Single by Them

from the album The Angry Young Them
- B-side: "If You And I Could Be As Two" (Morrison)
- Released: 12 November 1965 (UK); October 1965 (US)
- Genre: British R&B; garage rock;
- Length: 2:43
- Label: Decca Records (UK) Parrot Records (US)
- Songwriter: Van Morrison
- Producer: Tommy Scott

Them singles chronology
| "Here Comes the Night" (1965) | "Mystic Eyes" (1965) | "Call My Name" (1966) |

= Mystic Eyes =

"Mystic Eyes" is a song written by Northern Irish singer-songwriter Van Morrison when he was leader of the band Them. It was the opening tune for the band's first album, The Angry Young Them that was released in June 1965. It was released as a single in the US in October 1965 and in the UK on 12 November 1965. It charted at No. 33 in the US but did not chart in the UK.

==Recording history==
In 1965, Van Morrison explained to a Belfast reporter how the song had just happened during the first recording session for the album and the band was just "busking" around. "Someone started playing a fast riff and we all just joined in. The lyrics I sing at the end were just words from a song I had been writing at the time." Later in 1966 he told an American reporter how it was inspired by an occasion in Nottingham Park as he walked by a graveyard wall where some children played next to it. "You know, man, there was life and death beside one another so close...yet so different...And then I thought of the bright lights in the children's eyes...and the cloudy lights in the eyes of the dead."

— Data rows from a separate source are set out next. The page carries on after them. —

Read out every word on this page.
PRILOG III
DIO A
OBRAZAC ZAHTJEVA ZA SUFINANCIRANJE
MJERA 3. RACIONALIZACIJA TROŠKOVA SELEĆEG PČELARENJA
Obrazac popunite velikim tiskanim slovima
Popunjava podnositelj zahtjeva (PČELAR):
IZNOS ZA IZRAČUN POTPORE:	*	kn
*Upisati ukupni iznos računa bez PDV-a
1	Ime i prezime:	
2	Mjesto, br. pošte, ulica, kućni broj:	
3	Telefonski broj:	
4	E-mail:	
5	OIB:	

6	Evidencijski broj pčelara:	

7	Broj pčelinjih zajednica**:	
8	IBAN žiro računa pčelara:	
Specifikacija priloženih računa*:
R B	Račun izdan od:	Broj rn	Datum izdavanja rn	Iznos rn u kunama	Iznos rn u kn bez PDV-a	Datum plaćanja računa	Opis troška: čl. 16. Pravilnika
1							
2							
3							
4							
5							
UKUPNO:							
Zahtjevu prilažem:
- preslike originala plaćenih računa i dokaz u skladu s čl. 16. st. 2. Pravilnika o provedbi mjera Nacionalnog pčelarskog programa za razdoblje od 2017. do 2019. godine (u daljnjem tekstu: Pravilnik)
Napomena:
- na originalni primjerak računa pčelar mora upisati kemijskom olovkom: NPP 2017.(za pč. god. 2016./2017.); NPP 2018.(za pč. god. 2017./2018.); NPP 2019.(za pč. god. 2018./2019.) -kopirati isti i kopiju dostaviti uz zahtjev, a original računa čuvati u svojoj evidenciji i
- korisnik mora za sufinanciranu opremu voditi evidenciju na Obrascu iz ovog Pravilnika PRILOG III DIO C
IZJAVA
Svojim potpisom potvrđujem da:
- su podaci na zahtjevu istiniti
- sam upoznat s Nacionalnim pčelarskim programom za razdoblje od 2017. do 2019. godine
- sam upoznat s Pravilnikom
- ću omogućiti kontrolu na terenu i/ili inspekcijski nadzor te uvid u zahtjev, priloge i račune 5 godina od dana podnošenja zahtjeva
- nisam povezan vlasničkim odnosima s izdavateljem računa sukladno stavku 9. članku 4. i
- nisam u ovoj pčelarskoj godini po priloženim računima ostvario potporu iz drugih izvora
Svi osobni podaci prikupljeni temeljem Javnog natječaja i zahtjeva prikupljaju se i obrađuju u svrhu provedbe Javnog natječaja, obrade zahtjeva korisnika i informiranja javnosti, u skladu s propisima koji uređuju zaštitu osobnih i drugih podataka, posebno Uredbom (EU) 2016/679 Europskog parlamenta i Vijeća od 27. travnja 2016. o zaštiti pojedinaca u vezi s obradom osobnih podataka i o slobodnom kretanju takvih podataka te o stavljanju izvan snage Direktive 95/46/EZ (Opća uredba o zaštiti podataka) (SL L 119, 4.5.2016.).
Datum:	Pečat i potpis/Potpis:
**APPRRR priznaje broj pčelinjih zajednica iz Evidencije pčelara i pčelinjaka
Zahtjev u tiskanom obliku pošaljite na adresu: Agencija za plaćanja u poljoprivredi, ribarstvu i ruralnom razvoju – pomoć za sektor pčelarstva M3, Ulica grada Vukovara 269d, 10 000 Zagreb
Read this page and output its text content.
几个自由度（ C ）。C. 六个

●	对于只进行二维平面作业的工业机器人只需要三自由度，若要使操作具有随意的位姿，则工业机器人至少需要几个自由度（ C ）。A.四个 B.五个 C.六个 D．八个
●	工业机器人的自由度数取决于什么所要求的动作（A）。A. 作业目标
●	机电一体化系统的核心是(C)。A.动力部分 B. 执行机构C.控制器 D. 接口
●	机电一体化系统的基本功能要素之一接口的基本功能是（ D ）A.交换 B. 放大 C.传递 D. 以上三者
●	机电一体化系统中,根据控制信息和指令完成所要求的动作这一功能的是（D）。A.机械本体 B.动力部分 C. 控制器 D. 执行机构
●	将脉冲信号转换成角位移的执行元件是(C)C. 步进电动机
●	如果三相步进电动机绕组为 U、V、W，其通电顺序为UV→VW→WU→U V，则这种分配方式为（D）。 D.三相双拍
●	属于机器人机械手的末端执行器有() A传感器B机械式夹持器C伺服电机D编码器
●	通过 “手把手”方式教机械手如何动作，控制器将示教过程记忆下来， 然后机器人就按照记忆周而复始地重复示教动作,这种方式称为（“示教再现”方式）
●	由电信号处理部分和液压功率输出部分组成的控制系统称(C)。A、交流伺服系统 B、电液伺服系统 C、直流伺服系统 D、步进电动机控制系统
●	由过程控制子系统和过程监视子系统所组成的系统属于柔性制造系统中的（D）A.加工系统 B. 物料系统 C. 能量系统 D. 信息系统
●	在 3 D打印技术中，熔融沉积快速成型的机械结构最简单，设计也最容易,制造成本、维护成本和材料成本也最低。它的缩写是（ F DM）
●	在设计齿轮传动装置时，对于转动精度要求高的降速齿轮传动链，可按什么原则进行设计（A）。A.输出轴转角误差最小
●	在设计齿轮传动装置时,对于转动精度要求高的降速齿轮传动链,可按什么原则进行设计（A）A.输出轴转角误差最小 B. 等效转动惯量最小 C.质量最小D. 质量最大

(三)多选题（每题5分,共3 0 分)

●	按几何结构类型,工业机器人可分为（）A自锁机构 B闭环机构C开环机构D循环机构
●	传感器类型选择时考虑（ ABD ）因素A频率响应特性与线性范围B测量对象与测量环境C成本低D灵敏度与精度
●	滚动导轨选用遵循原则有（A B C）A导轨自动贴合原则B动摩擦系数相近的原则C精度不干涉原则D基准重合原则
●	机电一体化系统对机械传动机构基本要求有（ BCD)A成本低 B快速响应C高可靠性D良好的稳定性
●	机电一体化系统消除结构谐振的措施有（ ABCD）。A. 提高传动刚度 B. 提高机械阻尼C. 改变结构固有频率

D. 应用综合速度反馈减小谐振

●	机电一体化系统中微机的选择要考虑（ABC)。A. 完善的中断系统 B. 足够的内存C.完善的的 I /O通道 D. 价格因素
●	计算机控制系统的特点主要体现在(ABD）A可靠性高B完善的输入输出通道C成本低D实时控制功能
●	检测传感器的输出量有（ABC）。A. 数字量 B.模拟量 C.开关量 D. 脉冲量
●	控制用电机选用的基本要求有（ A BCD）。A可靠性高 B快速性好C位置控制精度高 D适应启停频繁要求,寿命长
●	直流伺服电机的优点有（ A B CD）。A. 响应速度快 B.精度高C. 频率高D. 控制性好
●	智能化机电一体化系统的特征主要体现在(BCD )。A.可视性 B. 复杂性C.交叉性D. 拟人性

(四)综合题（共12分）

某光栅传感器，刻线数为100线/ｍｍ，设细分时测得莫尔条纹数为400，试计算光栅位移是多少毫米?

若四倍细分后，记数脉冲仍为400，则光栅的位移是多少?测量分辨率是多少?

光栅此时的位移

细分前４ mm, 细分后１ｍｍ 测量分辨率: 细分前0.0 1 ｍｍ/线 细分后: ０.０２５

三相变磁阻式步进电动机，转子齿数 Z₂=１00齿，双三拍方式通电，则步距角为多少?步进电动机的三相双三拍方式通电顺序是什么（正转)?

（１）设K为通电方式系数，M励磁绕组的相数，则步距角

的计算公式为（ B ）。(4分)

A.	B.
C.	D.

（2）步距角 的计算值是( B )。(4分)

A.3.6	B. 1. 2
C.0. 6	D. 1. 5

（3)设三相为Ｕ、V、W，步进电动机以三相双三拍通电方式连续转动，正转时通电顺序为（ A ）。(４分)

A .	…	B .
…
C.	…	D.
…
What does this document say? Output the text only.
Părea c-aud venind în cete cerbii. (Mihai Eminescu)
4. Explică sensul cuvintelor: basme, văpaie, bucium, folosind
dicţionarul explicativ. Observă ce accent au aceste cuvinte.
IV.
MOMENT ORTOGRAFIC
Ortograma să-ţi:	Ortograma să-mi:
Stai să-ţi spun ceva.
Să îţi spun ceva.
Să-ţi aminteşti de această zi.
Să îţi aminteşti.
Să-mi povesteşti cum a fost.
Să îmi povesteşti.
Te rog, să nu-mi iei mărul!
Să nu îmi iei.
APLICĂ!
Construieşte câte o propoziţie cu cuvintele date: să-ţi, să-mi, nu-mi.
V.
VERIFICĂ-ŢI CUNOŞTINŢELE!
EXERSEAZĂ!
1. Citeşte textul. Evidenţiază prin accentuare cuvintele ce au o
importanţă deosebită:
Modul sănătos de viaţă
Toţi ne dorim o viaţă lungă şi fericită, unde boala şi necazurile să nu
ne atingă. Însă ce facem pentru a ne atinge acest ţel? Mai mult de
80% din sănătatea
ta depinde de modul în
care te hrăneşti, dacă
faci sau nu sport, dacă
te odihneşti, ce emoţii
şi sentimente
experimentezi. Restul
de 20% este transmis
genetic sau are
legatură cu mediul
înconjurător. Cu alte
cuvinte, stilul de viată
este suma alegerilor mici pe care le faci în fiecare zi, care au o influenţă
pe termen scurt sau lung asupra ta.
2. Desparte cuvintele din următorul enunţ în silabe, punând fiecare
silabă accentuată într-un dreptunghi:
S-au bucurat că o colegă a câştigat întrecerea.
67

Tommy Scott who was acting producer of Them sessions after Bert Berns returned to America described how "Mystic Eyes" came about in the studio as being originally conceived as an instrumental: "After blowing his harmonica for about seven minutes, Van suddenly burst into this spontaneous lyric." The ten-minute take was condensed to a single's length by cutting from the beginning and ending of the instrumental. It was recorded at the Regent Sound, a mono studio in Denmark Street in London England. The lead guitar runs on the song were provided by Jimmy Page, then a relatively-unknown session guitarist.

==Aftermath==
"Mystic Eyes" was not released as a single until four months after the album that it was the opening song on. It was the follow-up single release to "(It Won't Hurt) Half As Much", which failed to chart in either the UK or the US. "Mystic Eyes" was a successful single in the US, but in the UK it failed to chart. It was Them's second-most successful single release in the US ("Here Comes the Night" being the most successful).

Billboard said of the song that "with a hard driving Bo Diddley beat and a far-out lyric, this group has a hot winner here." Billboard also praised the harmonica playing. Greil Marcus said about hearing "Mystic Eyes" for the first time: "I'd never heard anything like that. A piece of music that was supposedly made for airplay, with this long instrumental introduction that was really the whole song." Marcus also wrote in a 1969 Rolling Stone article on Van Morrison: "'Mystic Eyes' though, was a triumph for both Van as an artist responsible to no one but himself, and for the band. Van wrote it after watching children frolicking among the tombstones of an ancient cemetery, and the vocal consisted in the essence of Van chanting virtually demonic incantations over a mad tempo and the harsh chords of a biting guitar."

This song heavily influenced the Grateful Dead song, "Caution, Do Not Stop on Tracks". In the Dead's earliest recorded versions, the influence is clear.

==Other releases==
This was one of the songs included on the compilation album, The Story of Them Featuring Van Morrison released in 1997 on the Deram Records label.

==In the media==
This song was featured in the HBO series The Sopranos, and appears on the 2000 release of The Sopranos: Music from the HBO Original Series.

==Cover versions==
Tom Petty & The Heartbreakers frequently covered "Mystic Eyes" in concert. A 2006 performance was included in the 4-disc version of the documentary on Tom Petty, entitled Runnin' Down a Dream. A different 2006 version is also included on their 4-CD collection, The Live Anthology.